EKBIS.CO, JAKARTA -- Bank Indonesia (BI) mencatat penyaluran kredit perbankan mengalami penurunan sebesar 5,73 persen pada April 2020. Padahal pada Maret 2020 masih berkisar 7,2 persen atau setara dengan Rp 5.703,4 triliun.
Gubernur BI Perry Warjiyo mengatakan pihaknya melakukan pelonggaran likuiditas (quantitative easing/QE) untuk mendorong program Pemulihan Ekonomi Nasional (PEN) dan program restrukturisasi kredit yang dilakukan oleh pemerintah dan Otoritas Jasa Keuangan (OJK).

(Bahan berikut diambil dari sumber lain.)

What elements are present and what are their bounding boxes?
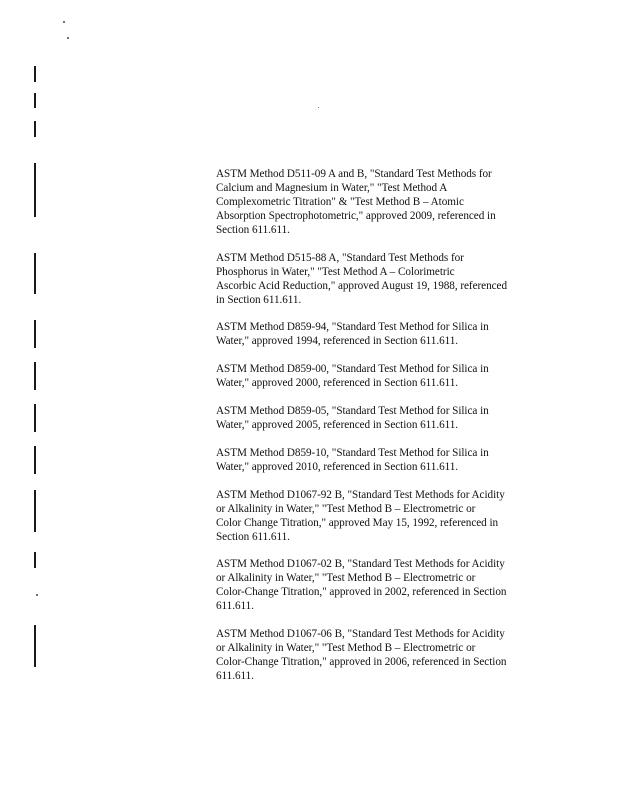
entry-line: Calcium and Magnesium in Water," "Test Method A <box>216 182 448 194</box>
entry-line: ASTM Method D859-05, "Standard Test Method for Silica in <box>216 405 489 417</box>
entry-line: Ascorbic Acid Reduction," approved August 19, 1988, referenced <box>216 280 508 292</box>
change-bar <box>34 320 36 348</box>
reference-entry <box>216 488 546 544</box>
entry-line: ASTM Method D1067-92 B, "Standard Test Methods for Acidity <box>216 489 505 501</box>
reference-entry <box>216 167 546 237</box>
reference-entry <box>216 404 546 432</box>
change-bar <box>34 404 36 432</box>
change-bar <box>34 66 36 82</box>
change-bar <box>34 552 36 568</box>
entry-line: Phosphorus in Water," "Test Method A – Colorimetric <box>216 266 455 278</box>
entry-line: Absorption Spectrophotometric," approved 2009, referenced in <box>216 210 496 222</box>
entry-line: Water," approved 2010, referenced in Section 611.611. <box>216 461 459 473</box>
reference-entry <box>216 362 546 390</box>
entry-line: Color-Change Titration," approved in 2006, referenced in Section <box>216 656 507 668</box>
reference-entry <box>216 627 546 683</box>
reference-entry <box>216 557 546 613</box>
scan-speck <box>318 107 319 108</box>
change-bar <box>34 490 36 532</box>
entry-line: or Alkalinity in Water," "Test Method B – Electrometric or <box>216 642 476 654</box>
reference-entry <box>216 320 546 348</box>
scan-speck <box>67 37 69 39</box>
change-bar <box>34 362 36 390</box>
entry-line: Water," approved 1994, referenced in Section 611.611. <box>216 335 459 347</box>
entry-line: Water," approved 2005, referenced in Section 611.611. <box>216 419 459 431</box>
entry-line: ASTM Method D1067-06 B, "Standard Test Methods for Acidity <box>216 628 505 640</box>
change-bar <box>34 253 36 294</box>
entry-line: Section 611.611. <box>216 224 290 236</box>
entry-line: ASTM Method D511-09 A and B, "Standard Test Methods for <box>216 168 492 180</box>
entry-line: ASTM Method D1067-02 B, "Standard Test Methods for Acidity <box>216 558 505 570</box>
scan-speck <box>36 594 38 596</box>
change-bar <box>34 625 36 667</box>
reference-entry <box>216 446 546 474</box>
scan-speck <box>63 21 65 23</box>
entry-line: Complexometric Titration" & "Test Method B – Atomic <box>216 196 464 208</box>
entry-line: or Alkalinity in Water," "Test Method B – Electrometric or <box>216 572 476 584</box>
entry-line: ASTM Method D859-94, "Standard Test Method for Silica in <box>216 321 489 333</box>
entry-line: 611.611. <box>216 670 254 682</box>
entry-line: Section 611.611. <box>216 531 290 543</box>
entry-line: in Section 611.611. <box>216 294 302 306</box>
entry-line: Color Change Titration," approved May 15, 1992, referenced in <box>216 517 499 529</box>
entry-line: ASTM Method D859-00, "Standard Test Method for Silica in <box>216 363 489 375</box>
entry-line: ASTM Method D859-10, "Standard Test Method for Silica in <box>216 447 489 459</box>
entry-line: ASTM Method D515-88 A, "Standard Test Methods for <box>216 252 464 264</box>
reference-entry <box>216 251 546 307</box>
entry-line: or Alkalinity in Water," "Test Method B – Electrometric or <box>216 503 476 515</box>
entry-line: 611.611. <box>216 600 254 612</box>
entry-line: Color-Change Titration," approved in 2002, referenced in Section <box>216 586 507 598</box>
change-bar <box>34 446 36 474</box>
change-bar <box>34 93 36 108</box>
entry-line: Water," approved 2000, referenced in Section 611.611. <box>216 377 459 389</box>
change-bar <box>34 121 36 137</box>
change-bar <box>34 163 36 217</box>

"Bank hati-hati menyalurkan kredit akibat wabah Covid-19. Ini tercermin pertumbuhan kredit April 2020 5,73 persen (yoy), ini lemah," ujarnya saat konferensi pers virtual, Kamis (18/6).
Meski penyaluran kredit mengalami penurunan, Perry justru mencatat kondisi rasio kecukupan modal perbankan atau capital adequacy ratio (CAR) yang cukup tinggi pada April 2020 sebesar 22,03 persen. Sedangkan Rasio kredit bermasalah (non-performing loan/NPL) tetap rendah sebesar 2,89 persen (bruto) dan sebesar 1,31 persen (netto).
Kemudian Dana Pihak Ketiga (DPK) lebih tinggi dari pertumbuhan kredit, 8,08 persen (yoy). Ke depan, Bank Indonesia menerapkan kebijakan makroprudensial yang akomodatif dalam menangani penyebaran dampak Covid-19.
Sedangkan suku bunga di luar perbankan, Perry menyebut suku bunga yield SBN 1 tahun, dalam periode yang sama turun 120 basis poin. "Jadi penurunan BI Rate telah menurunkan juga biaya APBN khususnya untuk tenor 1 tahun," ucapnya.
Menurutnya penurunan tenor-tenor yang lebih relatif lebih kecil, yang dipengaruhi preferensi pelaku pasar termasuk investor asing dan juga premi resiko.
"Jadi penurunan suku bunga kebijakan BI tidak hanya menurunkan suku bunga pasar uang, tidak hanya menurunkan suku bunga deposito, tidak hanya menurunkan suku bunga kredit, tapi juga menurunkan biaya APBN, dalam bentuk suku bunga APBN," jelasnya.